Möglich wird die hohe Leistungsausbeute des Motors übrigens auch durch die Verlegung der neuartigen „Silent Chain“-Steuerkette nach links, was nun in der Mitte Platz schafft für kurze, gerade Ansaugwege. Genug erst mal mit der Theorie – die GPZ steht auf dem Hotelparkplatz bereit zur Ausfahrt und will bewegt werden. MOTORRAD Classic hat die Winterflucht angetreten, doch auch hier im sonnigen Südfrankreich sind die Morgenstunden noch frisch. Mit voll gezogenem Chokehebel muss der Starter nur kurz orgeln, bis der Vierer zum Leben erwacht und Kawa-typisch erst mal aufjault, um dann mit erhöhtem Standgas warmzulaufen. Das Motorgeräusch wird vom Wassermantel gut gedämpft. Das kernige Grummeln kommt aus den schwarz verchromten Endtöpfen und signalisiert Leistungsbereitschaft.

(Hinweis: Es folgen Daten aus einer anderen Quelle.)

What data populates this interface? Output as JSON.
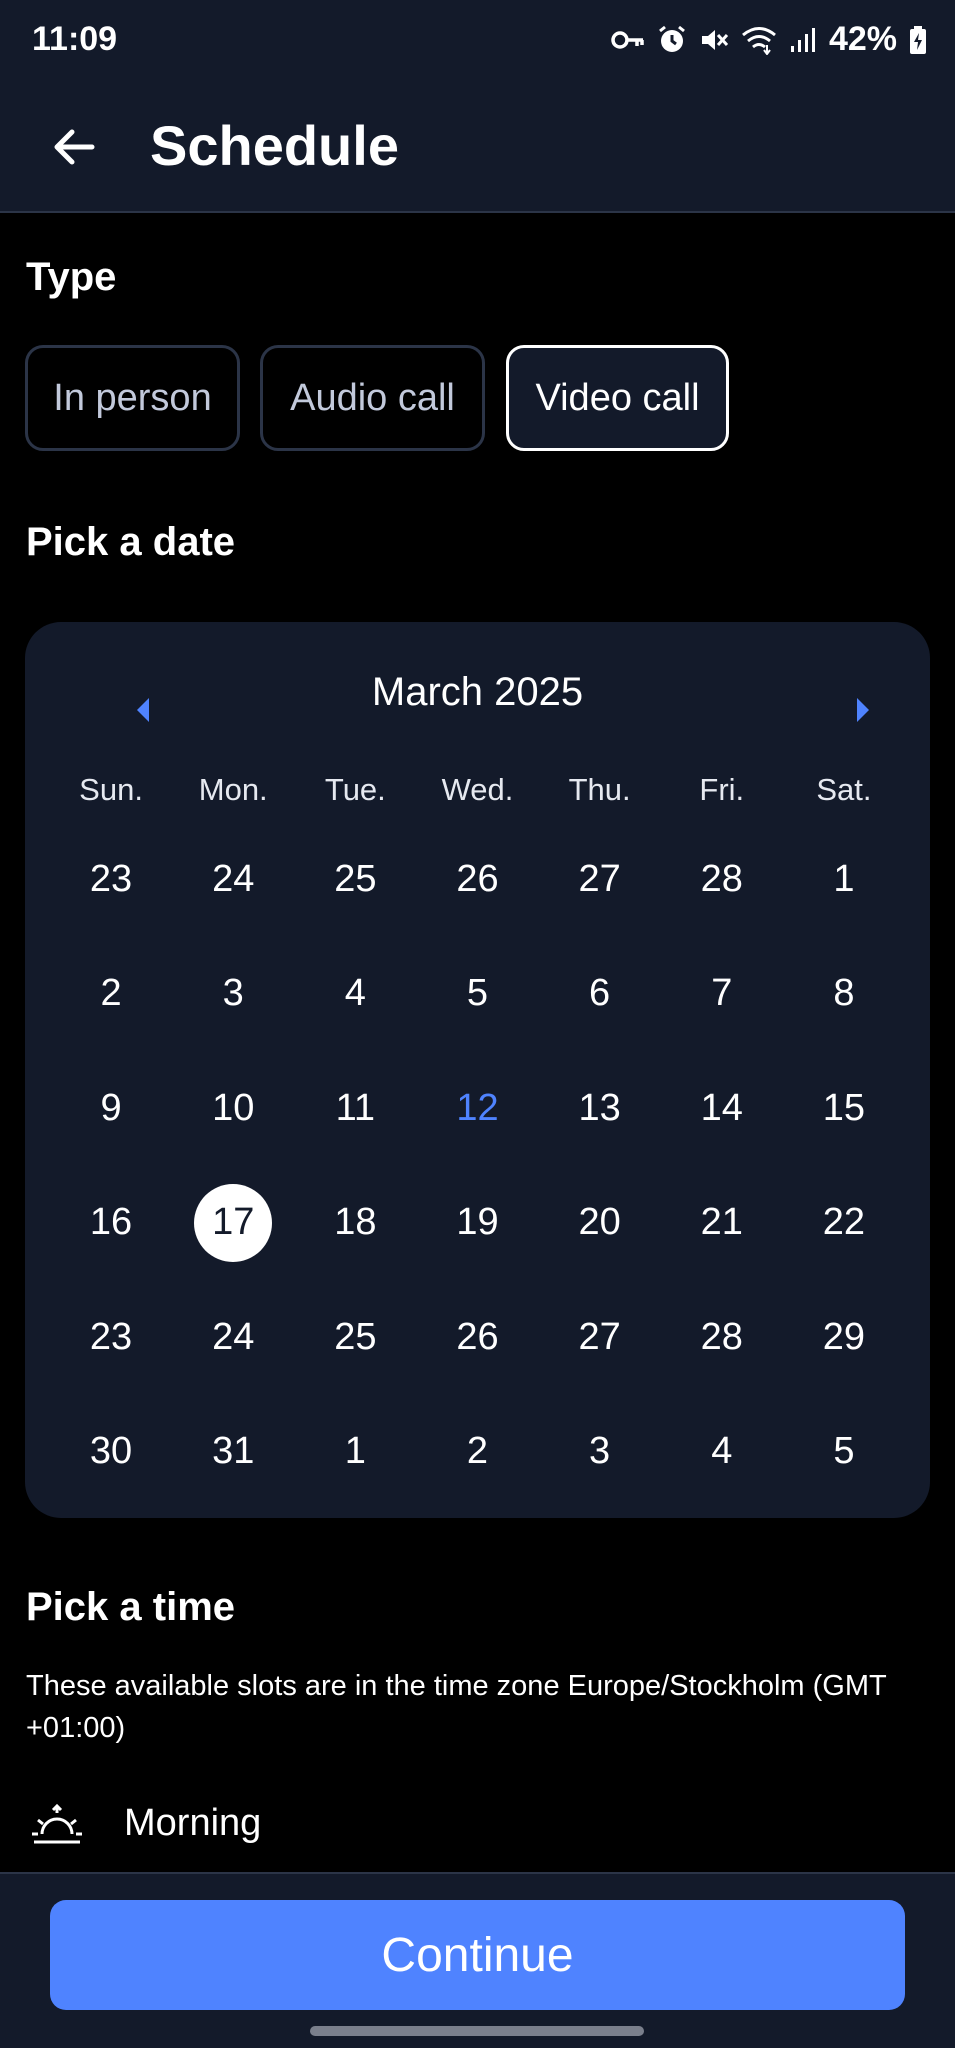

Schmal und schlank, etwas staksig-hochbeinig wirkt die GPZ, vor allem im Vergleich zur bauchigeren FJ. Eine sportlich gestreckte Haltung nimmt der Fahrer ein, die Hände an die schmalen, stark gekröpften Lenkerstummel gereckt. Ein deutliches Signal. Die Kupplung ist trotz hydraulischer Betätigung nicht sehr leichtgängig, dafür rasten die Gänge, übrigens nun insgesamt deren sechs an der Zahl, trocken und exakt ein. Der fast zehn Jahre alte Dunlop-Vorderreifen deutet darauf hin, dass unsere 1988er-GPZ in den letzten Jahren kaum bewegt wurde, was die geringe Laufleistung von kaum 18 000 Kilometern erklärt. Besitzer Wolfgang Kleinschmidt, der uns die GPZ freundlicherweise überlassen hat, kaufte sie erst vor einem knappen Jahr und erfreut sich am tollen Pflegezustand der 26 Jahre alten Lady. Ich erfreue mich quasi stellvertretend für ihn heute an der verblüffenden Handlichkeit bei geringem Tempo.
Die GPZ reißt mächtig an

Das 16-Zoll-Vorderrad wirkt sich, trotz stattlicher Breite von 120 Millimetern, ebenso wie die tiefe Einbaulage des Motors Handling-fördernd aus. Möglich macht dies die kompakte Bauweise – stattliche 123 Millimeter schmaler als der luftgekühlte Vierer der bislang stärksten 1100er-GPZ baut der 900er-Motor. Ein gutes Argument für die Neukonstruktion. Auch in Sachen Laufruhe hat sich Gewaltiges getan. Die unter der Kurbelwelle mit doppelter Drehzahl rotierende Ausgleichswelle leistet ganze Arbeit, Vibrationen sind bei kaum einer Drehzahl zu spüren, und wenn, dann nur sehr dezent. Das helle Heulen und Pfeifen des Primärtriebs bei fast jeder Drehzahl hingegen wird auf Dauer schon eher lästig und ließe fast auf einen Defekt schließen, wenn man es nicht besser wüsste.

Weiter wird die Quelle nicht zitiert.